Él estaba ahí, de pie, frente a la puerta. La mano sobre el picaporte, los pies impacientes, el corazón en la boca.
Se
moría de ganas de bajar la mano, de empujar la puerta, de dar un paso
ahí adentro, donde todo era oscuridad que se lo tragaba vivo noche tras
noche, queriendo siempre encontrar algo diferente, algún huequito que
dejara entrar con una reverencia algún haz de luz coqueto y lleno de
volados revoloteantes.
Pero nada, detrás de la puerta no había nada más que oscuridad.
Así
que arrastró sus pies descalzos a tientas hasta chocar contra una
silla, contra un montón de ropa, con papeles doblados, con dibujos
olvidados, y alcanzó la cama. Sus rodillas alcanzaron el borde del
colchón, sus manos alcanzaron las arrugas de las sábanas, su cara
alcanzó y se hundió en la oscuridad acumulada en la almohada.
Cuando
sus ojitos se acostumbraron a la penumbra, pudo ver las paredes alzarse
a su lado hasta casi el infinito, las telarañas colgando de las
esquinas, la humedad comiéndose de a bocados el cielorraso que se
extendía por sobre su cabeza soñadora de ideas chiquititas.
Y
tan acostumbrado estaba a la oscuridad que de repente pudo ver cómo la
pared a su lado, ahí nomás, al alcance de sus manazas de uñas
ennegrecidas, parecía hundirse y volver a salir, y hasta pudo verle
vetas y clavos y nudos y una tabla encima de la otra, tapiando un hueco
mucho más grande que su corazón acelerado.
Fue
entonces que se puso de pie de un salto y arrancó con sus manos
desnudas una a una las tablas que lo alejaban de lo que hubiese más
allá.
Y lo que descubrió se vio hermoso ante sus ojos incrédulos.

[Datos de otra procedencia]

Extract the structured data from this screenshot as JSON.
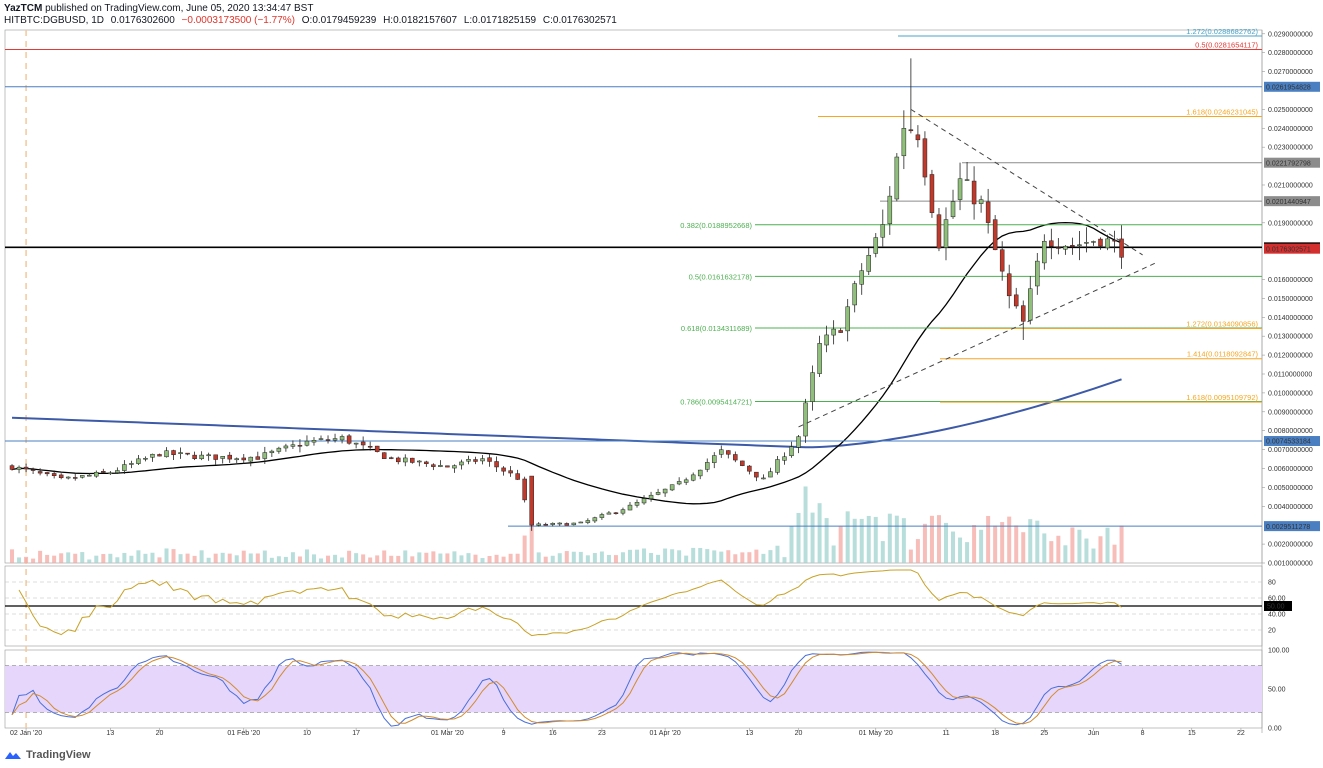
{
  "header": {
    "author": "YazTCM",
    "published_text": "published on TradingView.com, June 05, 2020 13:34:47 BST",
    "symbol": "HITBTC:DGBUSD, 1D",
    "last": "0.0176302600",
    "change": "−0.0003173500 (−1.77%)",
    "open": "O:0.0179459239",
    "high": "H:0.0182157607",
    "low": "L:0.0171825159",
    "close": "C:0.0176302571"
  },
  "footer": {
    "brand": "TradingView",
    "icon": "tradingview-logo-icon"
  },
  "colors": {
    "up": "#8fbf7a",
    "down": "#c0392b",
    "sma_short": "#000000",
    "sma_long": "#3d5aa8",
    "rsi": "#c9a227",
    "stoch_k": "#4a6fd8",
    "stoch_d": "#d28a2e",
    "stoch_band": "#e6d6fb",
    "fib_left": "#4caf50",
    "fib_right": "#f5a623",
    "resistance_red": "#e53935",
    "level_blue": "#4a7fc1",
    "level_gray": "#8c8c8c"
  },
  "chart_data": {
    "type": "candlestick",
    "x_tick_labels": [
      {
        "date": "2020-01-01",
        "label": "02 Jan '20"
      },
      {
        "date": "2020-01-13",
        "label": "13"
      },
      {
        "date": "2020-01-20",
        "label": "20"
      },
      {
        "date": "2020-02-01",
        "label": "01 Feb '20"
      },
      {
        "date": "2020-02-10",
        "label": "10"
      },
      {
        "date": "2020-02-17",
        "label": "17"
      },
      {
        "date": "2020-03-01",
        "label": "01 Mar '20"
      },
      {
        "date": "2020-03-09",
        "label": "9"
      },
      {
        "date": "2020-03-16",
        "label": "16"
      },
      {
        "date": "2020-03-23",
        "label": "23"
      },
      {
        "date": "2020-04-01",
        "label": "01 Apr '20"
      },
      {
        "date": "2020-04-13",
        "label": "13"
      },
      {
        "date": "2020-04-20",
        "label": "20"
      },
      {
        "date": "2020-05-01",
        "label": "01 May '20"
      },
      {
        "date": "2020-05-11",
        "label": "11"
      },
      {
        "date": "2020-05-18",
        "label": "18"
      },
      {
        "date": "2020-05-25",
        "label": "25"
      },
      {
        "date": "2020-06-01",
        "label": "Jun"
      },
      {
        "date": "2020-06-08",
        "label": "8"
      },
      {
        "date": "2020-06-15",
        "label": "15"
      },
      {
        "date": "2020-06-22",
        "label": "22"
      }
    ],
    "price_axis_labels": [
      "0.0290000000",
      "0.0280000000",
      "0.0270000000",
      "0.0250000000",
      "0.0240000000",
      "0.0230000000",
      "0.0210000000",
      "0.0190000000",
      "0.0160000000",
      "0.0150000000",
      "0.0140000000",
      "0.0130000000",
      "0.0120000000",
      "0.0110000000",
      "0.0100000000",
      "0.0090000000",
      "0.0080000000",
      "0.0070000000",
      "0.0060000000",
      "0.0050000000",
      "0.0040000000",
      "0.0020000000",
      "0.0010000000"
    ],
    "price_range": [
      0.001,
      0.0292
    ],
    "date_range": [
      "2019-12-29",
      "2020-06-25"
    ],
    "levels": [
      {
        "price": 0.0281654117,
        "label": "0.5(0.0281654117)",
        "color": "resistance_red",
        "side": "right-text"
      },
      {
        "price": 0.0261954828,
        "label": "0.0261954828",
        "color": "level_blue",
        "side": "badge"
      },
      {
        "price": 0.0246231045,
        "label": "1.618(0.0246231045)",
        "color": "fib_right",
        "side": "right-text"
      },
      {
        "price": 0.0221792798,
        "label": "0.0221792798",
        "color": "level_gray",
        "side": "badge"
      },
      {
        "price": 0.0201440947,
        "label": "0.0201440947",
        "color": "level_gray",
        "side": "badge"
      },
      {
        "price": 0.0188952668,
        "label": "0.382(0.0188952668)",
        "color": "fib_left",
        "side": "left-text"
      },
      {
        "price": 0.0177,
        "label": "0.0177000000",
        "color": "sma_short",
        "side": "badge"
      },
      {
        "price": 0.0161632178,
        "label": "0.5(0.0161632178)",
        "color": "fib_left",
        "side": "left-text"
      },
      {
        "price": 0.0134311689,
        "label": "0.618(0.0134311689)",
        "color": "fib_left",
        "side": "left-text"
      },
      {
        "price": 0.0134090856,
        "label": "1.272(0.0134090856)",
        "color": "fib_right",
        "side": "right-text"
      },
      {
        "price": 0.0118092847,
        "label": "1.414(0.0118092847)",
        "color": "fib_right",
        "side": "right-text"
      },
      {
        "price": 0.0095414721,
        "label": "0.786(0.0095414721)",
        "color": "fib_left",
        "side": "left-text"
      },
      {
        "price": 0.0095109792,
        "label": "1.618(0.0095109792)",
        "color": "fib_right",
        "side": "right-text"
      },
      {
        "price": 0.0074533184,
        "label": "0.0074533184",
        "color": "level_blue",
        "side": "badge"
      },
      {
        "price": 0.0029511278,
        "label": "0.0029511278",
        "color": "level_blue",
        "side": "badge"
      }
    ],
    "last_price_badge": {
      "price": 0.0176302571,
      "label": "0.0176302571"
    },
    "top_partial_label": "1.272(0.0288682762)",
    "anchors": [
      {
        "date": "2019-12-30",
        "close": 0.0061
      },
      {
        "date": "2020-01-06",
        "close": 0.0054
      },
      {
        "date": "2020-01-13",
        "close": 0.0058
      },
      {
        "date": "2020-01-20",
        "close": 0.0068
      },
      {
        "date": "2020-01-27",
        "close": 0.0066
      },
      {
        "date": "2020-02-03",
        "close": 0.0066
      },
      {
        "date": "2020-02-10",
        "close": 0.0074
      },
      {
        "date": "2020-02-15",
        "close": 0.0076
      },
      {
        "date": "2020-02-22",
        "close": 0.0065
      },
      {
        "date": "2020-03-01",
        "close": 0.0061
      },
      {
        "date": "2020-03-06",
        "close": 0.0065
      },
      {
        "date": "2020-03-11",
        "close": 0.0055
      },
      {
        "date": "2020-03-13",
        "close": 0.003
      },
      {
        "date": "2020-03-20",
        "close": 0.0031
      },
      {
        "date": "2020-03-27",
        "close": 0.004
      },
      {
        "date": "2020-04-03",
        "close": 0.0052
      },
      {
        "date": "2020-04-09",
        "close": 0.0069
      },
      {
        "date": "2020-04-15",
        "close": 0.0054
      },
      {
        "date": "2020-04-20",
        "close": 0.0077
      },
      {
        "date": "2020-04-23",
        "close": 0.0125
      },
      {
        "date": "2020-04-26",
        "close": 0.0135
      },
      {
        "date": "2020-04-29",
        "close": 0.0165
      },
      {
        "date": "2020-05-02",
        "close": 0.0188
      },
      {
        "date": "2020-05-05",
        "close": 0.0242
      },
      {
        "date": "2020-05-07",
        "close": 0.0238
      },
      {
        "date": "2020-05-10",
        "close": 0.018
      },
      {
        "date": "2020-05-13",
        "close": 0.0212
      },
      {
        "date": "2020-05-16",
        "close": 0.02
      },
      {
        "date": "2020-05-20",
        "close": 0.015
      },
      {
        "date": "2020-05-22",
        "close": 0.0137
      },
      {
        "date": "2020-05-25",
        "close": 0.0183
      },
      {
        "date": "2020-05-29",
        "close": 0.0178
      },
      {
        "date": "2020-06-02",
        "close": 0.0182
      },
      {
        "date": "2020-06-05",
        "close": 0.0176
      }
    ],
    "volume_range": [
      0,
      100
    ],
    "rsi_labels": [
      "80",
      "60.00",
      "50.00",
      "40.00",
      "20"
    ],
    "stoch_labels": [
      "100.00",
      "50.00",
      "0.00"
    ]
  }
}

Ahora tenía una ventana que daba a un patio enorme, que daba al cielo entero y a todas las estrellas.
Y
se iluminó la habitación de punta a punta, y se iluminó su carita con
su sonrisa de oreja a oreja, y se iluminaron todos los recovecos de su
cuerpo hundido en la oscuridad que ya casi no le dejaba respirar.
Entonces
dejó la ventana abierta para siempre, y dejó que entrara la brisa que
le revolvía los cabellos, el sol que le tostaba la piel y lo despertaba
cada mañana, la lluvia que lo mojaba todo y le lavaba las ideas. Empezó a
colgar sus dibujos en las paredes, a guardar la ropa en los cajones, a
espantar a las arañas y a soñar despierto, con los ojitos siempre
colgados de la ventana que daba al patio que daba al cielo.